The idea of refugee matching is to select resettlement locations that are likely to be a good fit for a given refugee to thrive. Research has shown that the place of initial settlement has a profound impact on the long-term integration success of refugees [see for example Bansak et al. (2018) included in a previous edition of the literature review]. Two main approaches to refugee matching have emerged: preference-based (i.e. assigned on the basis of the preferences of the refugees or the preferences of the locations), which is uncommon, and outcome-based matching (i.e. maximize refugees’ predicted integration success, e.g. as measured by employment or earnings). The authors summarize the advantages and disadvantages of each method. The authors developed a mechanism that assigns refugees based on optimizing both refugee preferences and expected outcomes. The government first proposes a metric of integration success (e.g. refugee employment, earnings, health outcomes, etc.), and a minimum level of expected integration success that should be achieved, ‘g’. Secondly, refugees are matched to locations based on their preferences subject to meeting the government’s specified threshold. The algorithm then maps preferences to a feasible matching by serially assigning refugees to locations in a way that accommodates their preferences subject to being able to maintain the minimum average level of expected integration success. The authors illustrate this proposed mechanism using simulations and refugee data from the United States. They show that:

  • There is a clear tradeoff between realized preference ranks and outcome scores in all simulations because enforcing the requirement for a higher value of g requires the mechanism to deviate from the preference-based optimization. Conversely, if preferences and outcomes are positively correlated, then matching based on preferences should indirectly also lead to outcome-based matching, and hence deviation from the preference-based solution will not occur until a higher level of g is reached. If, in advance of their preference reporting, refugees were given information on their predicted outcomes in each location, they could incorporate such information into their preference determination, which would help alleviate the tradeoff in the mechanism.

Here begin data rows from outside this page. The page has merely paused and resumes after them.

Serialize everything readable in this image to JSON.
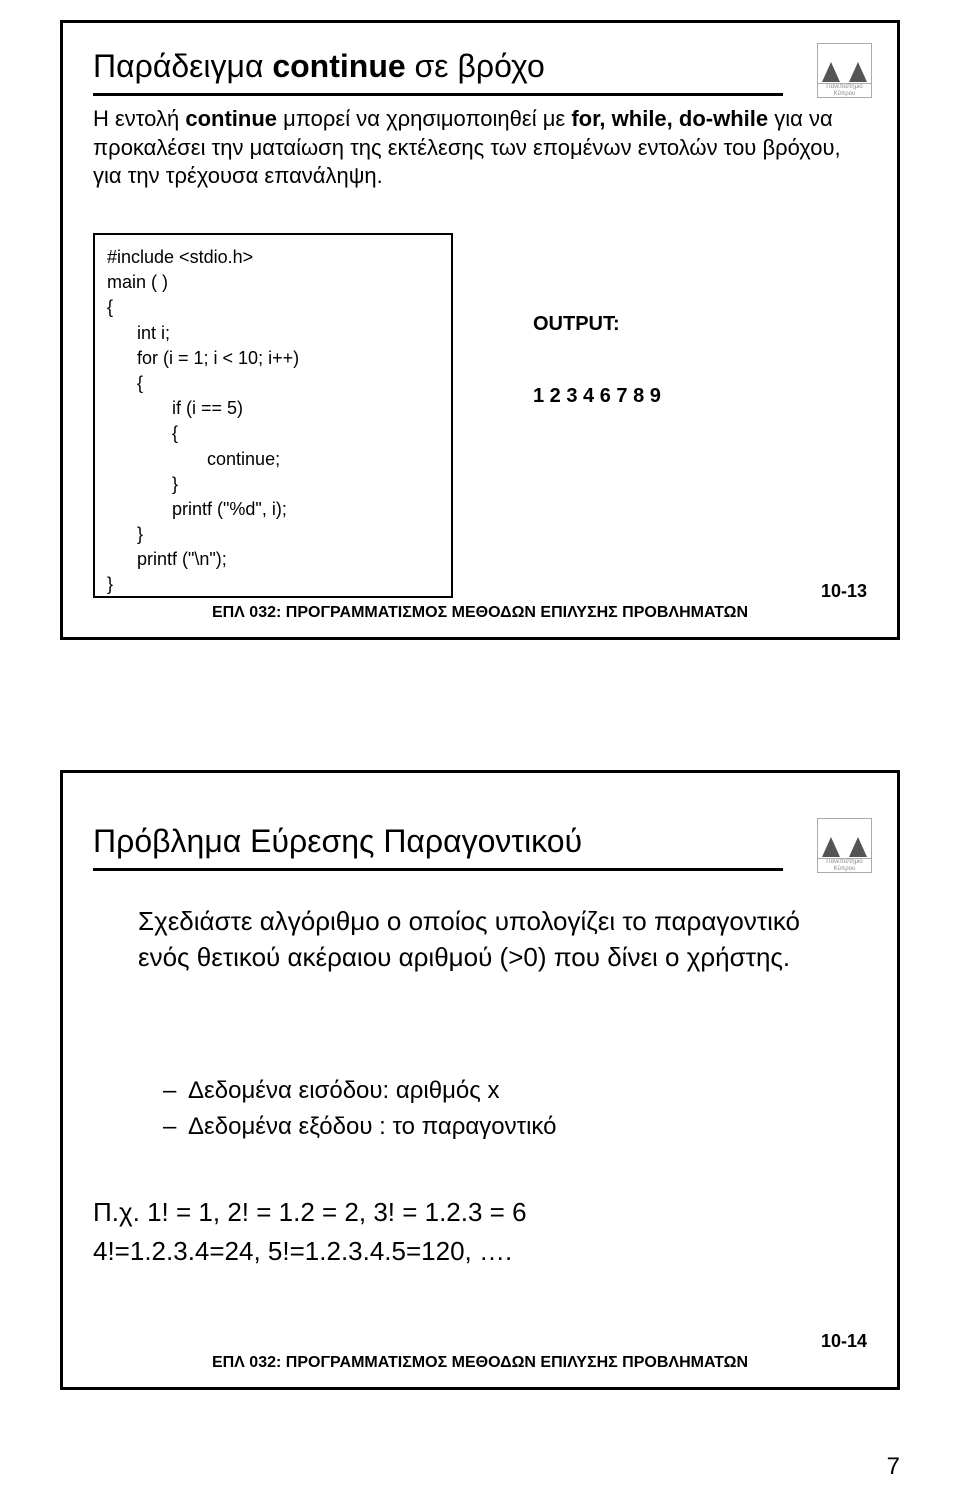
{
  "page_number": "7",
  "footer_text": "ΕΠΛ 032: ΠΡΟΓΡΑΜΜΑΤΙΣΜΟΣ ΜΕΘΟΔΩΝ ΕΠΙΛΥΣΗΣ ΠΡΟΒΛΗΜΑΤΩΝ",
  "slide1": {
    "number": "10-13",
    "title_pre": "Παράδειγμα ",
    "title_bold": "continue",
    "title_post": " σε βρόχο",
    "body_pre": "Η εντολή ",
    "body_b1": "continue",
    "body_mid1": " μπορεί να χρησιμοποιηθεί με ",
    "body_b2": "for, while, do-while",
    "body_mid2": " για να προκαλέσει την ματαίωση της εκτέλεσης των επομένων εντολών του βρόχου, για την τρέχουσα επανάληψη.",
    "code": "#include <stdio.h>\nmain ( )\n{\n      int i;\n      for (i = 1; i < 10; i++)\n      {\n             if (i == 5)\n             {\n                    continue;\n             }\n             printf (\"%d\", i);\n      }\n      printf (\"\\n\");\n}",
    "output_label": "OUTPUT:",
    "output_values": "1 2 3 4 6 7 8 9"
  },
  "slide2": {
    "number": "10-14",
    "title": "Πρόβλημα Εύρεσης Παραγοντικού",
    "para": "Σχεδιάστε αλγόριθμο ο οποίος υπολογίζει το παραγοντικό ενός θετικού ακέραιου αριθμού (>0) που δίνει ο χρήστης.",
    "bullet1": "Δεδομένα εισόδου: αριθμός x",
    "bullet2": "Δεδομένα εξόδου : το παραγοντικό",
    "example_line1": "Π.χ. 1! = 1,      2! = 1.2 = 2,     3! = 1.2.3 = 6",
    "example_line2": "4!=1.2.3.4=24,   5!=1.2.3.4.5=120, …."
  }
}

  • The more similar are different families’ preferences, the more rivalrous is the matching procedure, and hence the more difficult it is to match families to one of their top-ranked locations given limited capacity in each location. Given a negative correlation between preferences and outcome scores (i.e. preference-based assignment is counter to the goal of optimizing for realized outcome scores), a positive correlation across families’ preferences has a significant impact on how the tradeoff affects the realized mean outcome score, with the tradeoff being more severe with a low correlation across preference vectors.
  • The more positive is the correlation between preference and outcome vectors, the later the tradeoff kicks in.

The proposed mechanism strikes a compromise by allowing governments to ensure a minimum level of expected integration success while at the same time respecting refugee preferences to the extent possible. It is also strategy proof, does not require refugees to rank all locations, and could be incorporated into existing assignment mechanisms by eliciting refugee preferences for their top locations.